"Se non segno e qualcun altro segna, per me è lo stesso", ha dichiarato Cristiano Ronaldo dopo la gara persa dal Portogallo contro la Danimarca nell'andata dei quarti di finale della Nations League. E poi: "Se il Portogallo dovesse vincere senza di me, firmo subito, lo dico all'allenatore e non gioco. Difenderò questi colori fino alla morte".
In una rara ammissione della sua umana capacità di fallire, Ronaldo ha anche affermato di aver "giocato 50.000 brutte partite" da quando ha debuttato come professionista con lo Sporting, nel 2002, prima di aggiungere: "A volte le cose non funzionano". È stato piacevole sentire il cinque volte vincitore del Pallone d'Oro fare un bagno d'umiltà, invece di rimanere fedele a uno stile e lasciare che la propria vena arrogante prendesse il sopravvento.

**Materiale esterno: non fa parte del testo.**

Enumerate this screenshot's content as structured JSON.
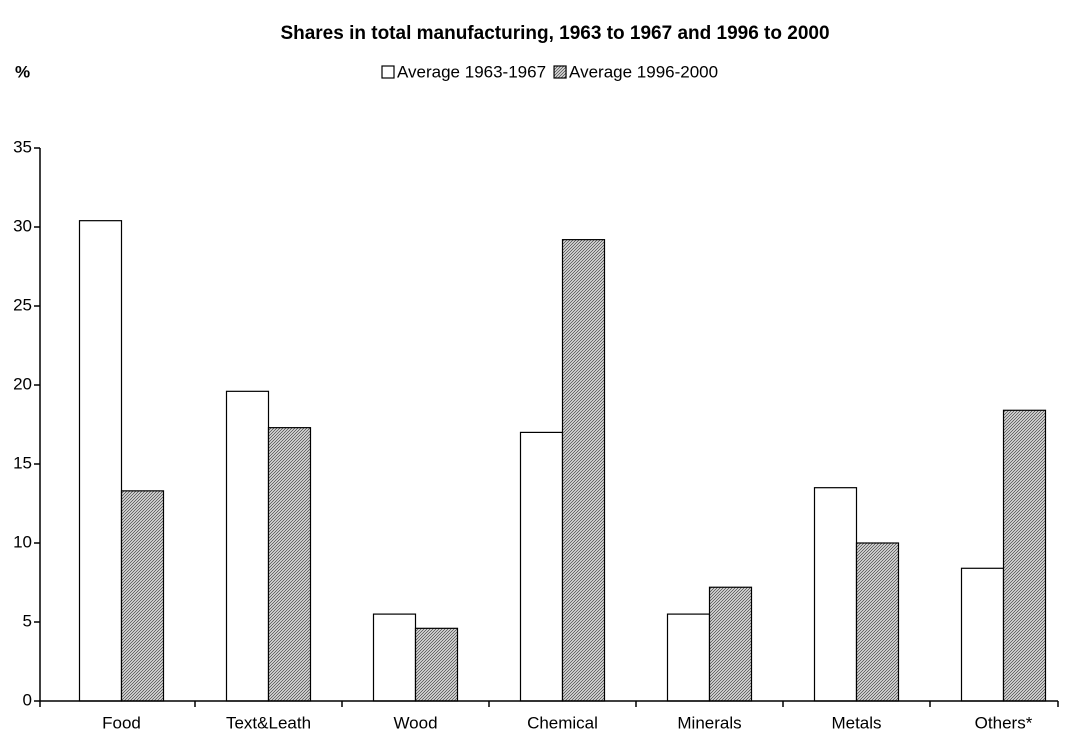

Tuttavia, le azioni parlano più delle parole. E ciò che stiamo vedendo sul campo suggerisce che la percezione della realtà di Ronaldo rimane distorta. Se l'ex juventino fosse davvero seriamente intenzionato a mettere le ambizioni collettive del Portogallo davanti alle proprie, non si renderebbe ancora disponibile per la selezione di Roberto Martinez.

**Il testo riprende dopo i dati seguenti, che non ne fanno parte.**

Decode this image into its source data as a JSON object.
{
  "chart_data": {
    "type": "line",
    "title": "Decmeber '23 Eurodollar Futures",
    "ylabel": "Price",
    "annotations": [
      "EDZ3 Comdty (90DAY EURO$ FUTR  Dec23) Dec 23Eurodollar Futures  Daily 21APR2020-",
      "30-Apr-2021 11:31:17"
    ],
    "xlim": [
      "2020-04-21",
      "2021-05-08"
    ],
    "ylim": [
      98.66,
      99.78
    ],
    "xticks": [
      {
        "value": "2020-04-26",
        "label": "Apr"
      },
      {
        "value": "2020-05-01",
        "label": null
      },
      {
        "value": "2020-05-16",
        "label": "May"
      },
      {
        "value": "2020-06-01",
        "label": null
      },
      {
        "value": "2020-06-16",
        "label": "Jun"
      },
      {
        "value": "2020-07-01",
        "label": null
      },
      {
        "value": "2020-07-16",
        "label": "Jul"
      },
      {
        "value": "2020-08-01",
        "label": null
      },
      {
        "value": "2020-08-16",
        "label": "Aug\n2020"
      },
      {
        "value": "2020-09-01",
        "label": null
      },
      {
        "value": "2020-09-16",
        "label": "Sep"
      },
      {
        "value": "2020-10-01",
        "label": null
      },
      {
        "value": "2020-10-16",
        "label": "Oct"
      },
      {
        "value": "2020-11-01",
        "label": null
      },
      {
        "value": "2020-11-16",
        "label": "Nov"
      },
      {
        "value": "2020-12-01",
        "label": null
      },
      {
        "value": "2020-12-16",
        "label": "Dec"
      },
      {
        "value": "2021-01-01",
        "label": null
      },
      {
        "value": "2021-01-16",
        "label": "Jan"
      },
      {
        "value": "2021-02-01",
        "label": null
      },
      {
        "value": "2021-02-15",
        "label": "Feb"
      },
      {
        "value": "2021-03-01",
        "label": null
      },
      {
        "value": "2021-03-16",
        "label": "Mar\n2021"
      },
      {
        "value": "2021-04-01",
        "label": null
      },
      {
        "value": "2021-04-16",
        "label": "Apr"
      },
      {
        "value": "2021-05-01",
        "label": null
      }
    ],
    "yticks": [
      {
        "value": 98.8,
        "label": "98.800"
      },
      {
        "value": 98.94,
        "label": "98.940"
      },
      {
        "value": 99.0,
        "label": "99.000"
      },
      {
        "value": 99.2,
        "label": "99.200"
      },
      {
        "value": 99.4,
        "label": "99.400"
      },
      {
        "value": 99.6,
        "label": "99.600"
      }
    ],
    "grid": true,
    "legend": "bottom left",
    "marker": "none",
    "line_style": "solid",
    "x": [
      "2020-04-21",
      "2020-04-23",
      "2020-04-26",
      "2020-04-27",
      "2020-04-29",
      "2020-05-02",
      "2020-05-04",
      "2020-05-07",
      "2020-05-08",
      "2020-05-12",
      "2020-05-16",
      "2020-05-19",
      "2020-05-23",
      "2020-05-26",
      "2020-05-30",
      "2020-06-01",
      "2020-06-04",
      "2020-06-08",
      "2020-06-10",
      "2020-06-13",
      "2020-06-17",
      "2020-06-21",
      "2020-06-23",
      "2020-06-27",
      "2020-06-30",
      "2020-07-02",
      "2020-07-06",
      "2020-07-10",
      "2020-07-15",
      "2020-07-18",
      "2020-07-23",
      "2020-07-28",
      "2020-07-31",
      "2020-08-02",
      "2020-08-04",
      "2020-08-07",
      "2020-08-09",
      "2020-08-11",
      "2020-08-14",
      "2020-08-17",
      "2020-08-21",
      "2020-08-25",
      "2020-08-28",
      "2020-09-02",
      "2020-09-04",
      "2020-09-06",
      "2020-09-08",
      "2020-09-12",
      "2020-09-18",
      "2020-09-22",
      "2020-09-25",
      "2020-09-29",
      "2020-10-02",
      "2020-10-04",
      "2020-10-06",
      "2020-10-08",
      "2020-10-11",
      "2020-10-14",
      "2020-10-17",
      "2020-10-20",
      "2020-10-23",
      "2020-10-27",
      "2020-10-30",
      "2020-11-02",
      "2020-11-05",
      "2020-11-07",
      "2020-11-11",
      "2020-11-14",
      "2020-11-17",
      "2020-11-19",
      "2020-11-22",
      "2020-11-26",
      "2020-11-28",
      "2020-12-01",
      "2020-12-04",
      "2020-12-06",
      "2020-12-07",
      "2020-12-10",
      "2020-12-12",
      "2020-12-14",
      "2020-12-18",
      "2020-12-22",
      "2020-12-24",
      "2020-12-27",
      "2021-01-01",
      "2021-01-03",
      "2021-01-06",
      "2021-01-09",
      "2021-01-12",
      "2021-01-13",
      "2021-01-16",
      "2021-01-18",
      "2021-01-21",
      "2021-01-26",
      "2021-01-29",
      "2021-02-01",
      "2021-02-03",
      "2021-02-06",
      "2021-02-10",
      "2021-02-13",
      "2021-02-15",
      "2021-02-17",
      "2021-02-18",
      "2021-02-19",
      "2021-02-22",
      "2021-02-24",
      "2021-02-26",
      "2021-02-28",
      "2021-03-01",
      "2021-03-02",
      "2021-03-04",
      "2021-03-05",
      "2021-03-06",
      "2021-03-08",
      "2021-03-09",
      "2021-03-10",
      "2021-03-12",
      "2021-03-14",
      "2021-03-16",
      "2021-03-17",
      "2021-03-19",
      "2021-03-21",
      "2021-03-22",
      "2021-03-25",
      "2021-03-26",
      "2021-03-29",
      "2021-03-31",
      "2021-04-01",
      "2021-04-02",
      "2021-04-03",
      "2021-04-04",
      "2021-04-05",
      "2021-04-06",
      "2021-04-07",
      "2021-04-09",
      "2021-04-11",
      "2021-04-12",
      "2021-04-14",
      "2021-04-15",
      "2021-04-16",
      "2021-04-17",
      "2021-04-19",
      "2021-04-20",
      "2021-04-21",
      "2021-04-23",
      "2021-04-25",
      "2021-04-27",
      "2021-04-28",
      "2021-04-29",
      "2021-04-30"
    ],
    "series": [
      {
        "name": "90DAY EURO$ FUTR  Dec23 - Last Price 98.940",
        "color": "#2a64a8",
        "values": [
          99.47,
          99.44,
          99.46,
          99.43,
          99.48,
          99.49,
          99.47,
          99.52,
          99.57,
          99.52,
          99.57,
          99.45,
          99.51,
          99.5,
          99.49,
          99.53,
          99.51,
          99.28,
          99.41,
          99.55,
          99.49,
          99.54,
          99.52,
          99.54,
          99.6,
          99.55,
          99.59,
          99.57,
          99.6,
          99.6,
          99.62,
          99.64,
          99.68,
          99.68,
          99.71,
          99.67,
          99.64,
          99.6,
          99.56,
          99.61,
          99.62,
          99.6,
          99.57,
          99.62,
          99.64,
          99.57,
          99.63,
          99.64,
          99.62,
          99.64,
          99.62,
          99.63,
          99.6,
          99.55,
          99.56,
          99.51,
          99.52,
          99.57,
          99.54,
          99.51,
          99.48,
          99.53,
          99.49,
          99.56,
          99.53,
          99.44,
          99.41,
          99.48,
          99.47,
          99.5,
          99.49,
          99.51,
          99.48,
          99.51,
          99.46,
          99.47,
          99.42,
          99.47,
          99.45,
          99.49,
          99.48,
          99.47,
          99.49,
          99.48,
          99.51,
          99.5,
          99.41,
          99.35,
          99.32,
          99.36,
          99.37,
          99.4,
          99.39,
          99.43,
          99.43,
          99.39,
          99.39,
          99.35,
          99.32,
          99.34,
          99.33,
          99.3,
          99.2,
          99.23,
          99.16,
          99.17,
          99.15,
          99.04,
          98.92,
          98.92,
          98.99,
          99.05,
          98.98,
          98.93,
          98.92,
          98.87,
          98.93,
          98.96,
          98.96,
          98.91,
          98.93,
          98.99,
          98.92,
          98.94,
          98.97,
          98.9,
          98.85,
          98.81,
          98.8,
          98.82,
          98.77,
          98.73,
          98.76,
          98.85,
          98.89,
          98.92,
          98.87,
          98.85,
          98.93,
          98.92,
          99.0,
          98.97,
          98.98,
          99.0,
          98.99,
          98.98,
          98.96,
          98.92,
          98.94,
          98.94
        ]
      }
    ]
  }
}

Le cose non stanno andando bene per la Selecçao ormai da ben tre anni, e Ronaldo è una delle ragioni principali. La stella dell'Al-Nassr è ancora abbastanza in forma da segnare con costanza nella Saudi Pro League, ma è chiaro come non riesca più a tenere il passo del calcio di alto livello, il che è del tutto comprensibile considerata la sua età.

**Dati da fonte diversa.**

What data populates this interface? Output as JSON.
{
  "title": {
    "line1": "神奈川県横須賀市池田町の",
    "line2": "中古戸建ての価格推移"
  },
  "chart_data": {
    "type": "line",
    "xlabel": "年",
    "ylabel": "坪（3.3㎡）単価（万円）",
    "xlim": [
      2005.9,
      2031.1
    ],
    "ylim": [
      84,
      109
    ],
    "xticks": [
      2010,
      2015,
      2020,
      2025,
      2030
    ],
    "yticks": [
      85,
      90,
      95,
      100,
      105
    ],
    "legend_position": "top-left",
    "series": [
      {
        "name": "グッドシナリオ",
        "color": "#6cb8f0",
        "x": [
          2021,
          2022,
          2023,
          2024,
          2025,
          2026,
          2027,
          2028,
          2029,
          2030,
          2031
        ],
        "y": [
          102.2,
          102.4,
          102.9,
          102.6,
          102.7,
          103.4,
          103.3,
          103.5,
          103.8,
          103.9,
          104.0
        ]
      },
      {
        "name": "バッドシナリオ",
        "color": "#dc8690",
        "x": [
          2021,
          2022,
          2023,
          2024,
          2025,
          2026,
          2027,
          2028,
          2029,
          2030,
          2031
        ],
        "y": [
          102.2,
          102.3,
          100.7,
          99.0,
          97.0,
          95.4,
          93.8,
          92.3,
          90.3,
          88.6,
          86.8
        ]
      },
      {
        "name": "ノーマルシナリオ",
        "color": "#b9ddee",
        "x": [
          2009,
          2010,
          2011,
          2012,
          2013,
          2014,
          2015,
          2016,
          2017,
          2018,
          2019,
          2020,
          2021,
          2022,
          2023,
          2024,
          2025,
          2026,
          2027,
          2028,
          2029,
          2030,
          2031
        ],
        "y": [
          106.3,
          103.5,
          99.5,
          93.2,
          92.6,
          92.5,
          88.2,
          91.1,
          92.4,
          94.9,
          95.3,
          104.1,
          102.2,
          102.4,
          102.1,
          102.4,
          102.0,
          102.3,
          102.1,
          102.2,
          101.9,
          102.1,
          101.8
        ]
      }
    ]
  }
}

Il problema è il rifiuto di Ronaldo di ammetterlo. Nessuno può togliergli lo status di uno dei più grandi di tutti i tempi, ma l'ex attaccante del Manchester United e del Real Madrid si è seriamente danneggiato la reputazione rimanendo nella rosa del Portogallo ben oltre la data di scadenza. Si può ancora rimediare, ma solo se Ronaldo sarà disposto a prendere una decisione altruista: rinunciare al proprio sogno di vincere i Mondiali.